This is a pretty basic FM / AM tuner from the late 1980s. At this point the radio tuner had been condensed into a few chips with minimal supporting components, though more than you got with the last of the big-brand hi-fi tuners in the ‘2000s. It supports long wave (522 – 1611kHz 9kHz steps, or 530 -620kHz 10kHz steps) and medium wave (155 – 353kHz with 10kHz steps and 2kHz shift to 153 – 351kHz) AM bands, and FM (87 to 1058 mHz). You can easily change the stepping and shift in both AM bands by holding their respective controls for four seconds. This is supposed to be used depending on the region you’re in, but I’ve found it to be useful in tuning pirate stations especially at night.
The tuner has a 24-channel preset memory with supercapacitor backup. While the tuner is on mains power the primary side of the transformer is always live, and the microcontroller always powered to maintain the memory. When power is lost, the capacitor is specified to retain the memory for a week or so, and often much longer. You can name preset stations and overwrite the memory as desired.
Elsewhere you get selective stereo / mono listening and automatic or manual tuning. I’ve found the automatic tuning to be unusually sensitive, picking up weaker stations with ease. The tuner will fallback to mono reception in FM if the signal is weak, but on a good strong station reception in stereo is clean and dynamic with low noise. Despite being a later model tuner it’s no slouch, and demonstrates how good analogue radio broadcasting really is – better than digital in my ways.
Mine was immaculate in the original box and even included the original AM loop antenna, which is good as it connects via a two-pin PCB connector on the back which would be difficult to substitute. Some Technics tuner models had screw-terminal antenna connections, while most of their stereo receivers and later tuners used the same plug-in antenna. It seems they couldn’t make their mind up. I didn’t get the original FM wire antenna, but it’s just a standard 75Ω coax connector. Power is via a figure of eight cable as was typical of Technics equipment of the time.
The only problem the tuner had was leaking capacitors in the power supply, evident as a nasty smell when the tuner had been on for a while. They were changed and full operation restored. The smell disappeared along with the transformer hum, though I still don’t choose to leave the tuner powered permanently.

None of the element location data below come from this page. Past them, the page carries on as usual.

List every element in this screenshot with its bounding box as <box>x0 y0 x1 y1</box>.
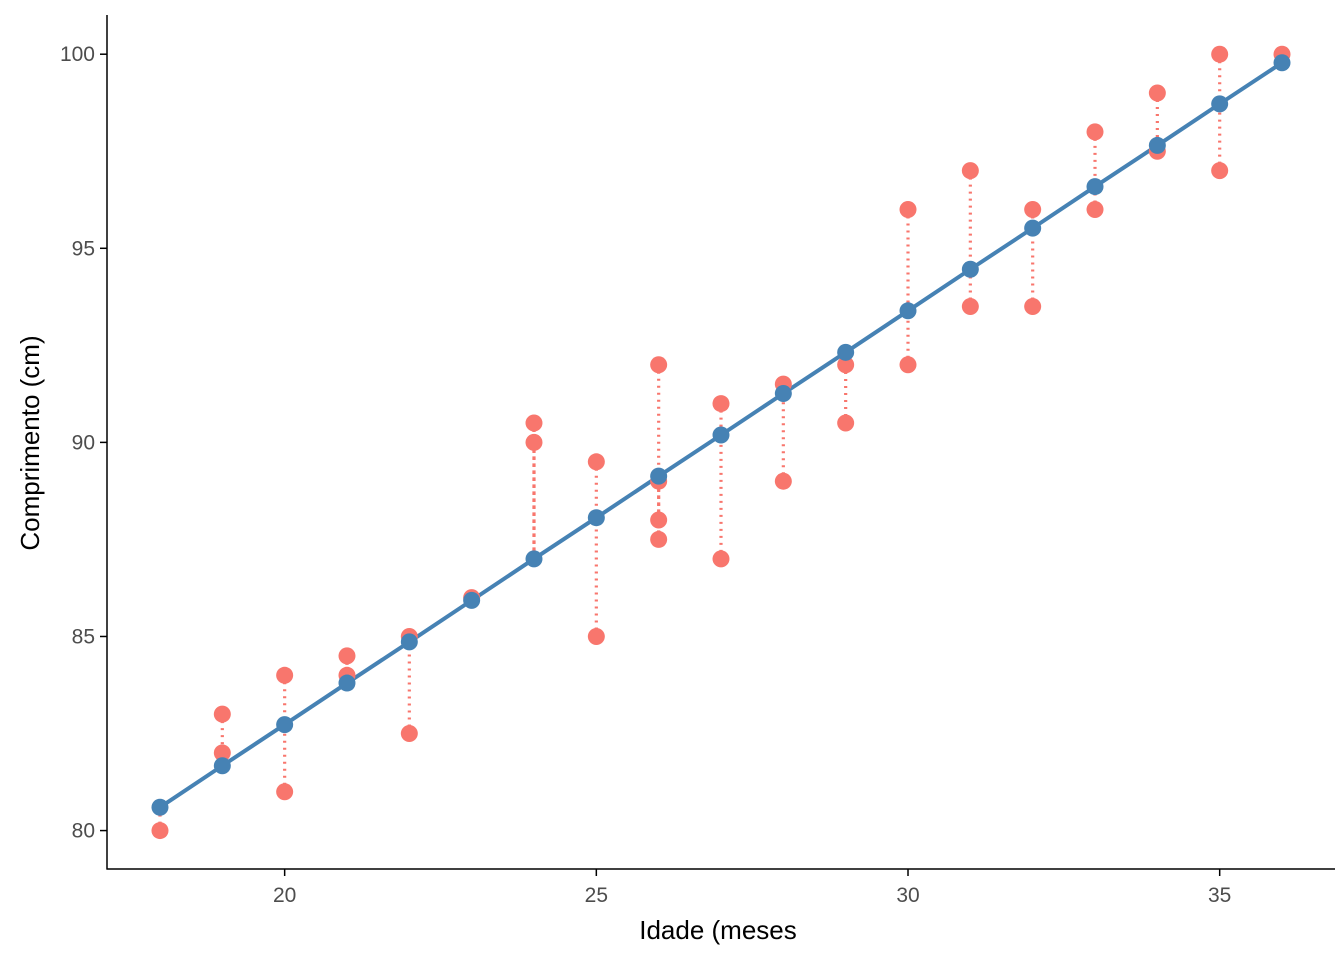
fitted-points-group <box>151 54 1291 816</box>
observed-point <box>1086 200 1104 218</box>
observed-point <box>213 744 231 762</box>
observed-point <box>1024 200 1042 218</box>
x-tick-label: 30 <box>896 884 919 907</box>
observed-point <box>1148 84 1166 102</box>
fitted-point <box>1148 136 1166 154</box>
observed-point <box>525 414 543 432</box>
y-tick-label: 85 <box>72 625 95 648</box>
fitted-point <box>151 798 169 816</box>
fitted-point <box>400 633 418 651</box>
fitted-point <box>837 343 855 361</box>
fitted-point <box>463 591 481 609</box>
fitted-point <box>1211 95 1229 113</box>
observed-point <box>587 453 605 471</box>
fitted-point <box>774 384 792 402</box>
observed-point <box>587 627 605 645</box>
observed-point <box>1024 298 1042 316</box>
observed-point <box>1211 45 1229 63</box>
observed-point <box>525 433 543 451</box>
x-tick-label: 35 <box>1208 884 1231 907</box>
observed-point <box>837 356 855 374</box>
y-tick-label: 95 <box>72 237 95 260</box>
observed-point <box>837 414 855 432</box>
x-axis-title: Idade (meses <box>639 915 797 945</box>
observed-point <box>1086 123 1104 141</box>
observed-point <box>400 725 418 743</box>
fitted-point <box>899 302 917 320</box>
observed-point <box>650 356 668 374</box>
y-tick-label: 80 <box>72 820 95 843</box>
observed-point <box>213 705 231 723</box>
observed-point <box>151 822 169 840</box>
fitted-point <box>650 467 668 485</box>
observed-point <box>276 666 294 684</box>
observed-point <box>650 511 668 529</box>
fitted-point <box>213 757 231 775</box>
x-tick-label: 25 <box>585 884 608 907</box>
observed-point <box>712 395 730 413</box>
fitted-point <box>276 716 294 734</box>
observed-point <box>712 550 730 568</box>
observed-point <box>650 530 668 548</box>
axes-group: 20 25 30 35 80 85 90 95 100 <box>60 15 1335 907</box>
y-tick-label: 100 <box>60 43 95 66</box>
fitted-point <box>1273 54 1291 72</box>
observed-point <box>774 472 792 490</box>
x-tick-label: 20 <box>273 884 296 907</box>
y-tick-label: 90 <box>72 431 95 454</box>
observed-point <box>276 783 294 801</box>
fitted-point <box>587 509 605 527</box>
y-axis-title: Comprimento (cm) <box>15 335 45 550</box>
observed-point <box>338 647 356 665</box>
fitted-point <box>525 550 543 568</box>
fitted-point <box>1086 178 1104 196</box>
observed-point <box>899 356 917 374</box>
fitted-point <box>1024 219 1042 237</box>
fitted-point <box>712 426 730 444</box>
fitted-point <box>961 260 979 278</box>
fitted-point <box>338 674 356 692</box>
observed-point <box>961 298 979 316</box>
observed-point <box>899 200 917 218</box>
observed-point <box>961 162 979 180</box>
observed-point <box>1211 162 1229 180</box>
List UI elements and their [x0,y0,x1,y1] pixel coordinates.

The alignment appeared perfect so I didn’t touch it, nor any of the components in the tuner circuit as all tested fine. A full service manual is available, though being a digital front end with quartz lock the alignment is greatly simplified over an analogue tuner. Still if it ain’t broke, don’t fix it.
Not much to say about this one, other than it is an excellent tuner that never seems to get a mention. Tuners in general are quite unpopular these days, and when they are brought up in conversation it tends to relate to the flagship models from the 1970s, arguably the golden age of analogue radio equipment. This humble late ‘80s tuner is a capable performer though, and a neat, discrete package that modestly hides its true colours. Guide price on the used market anywhere from free (or close to) to £20 for an immaculate example.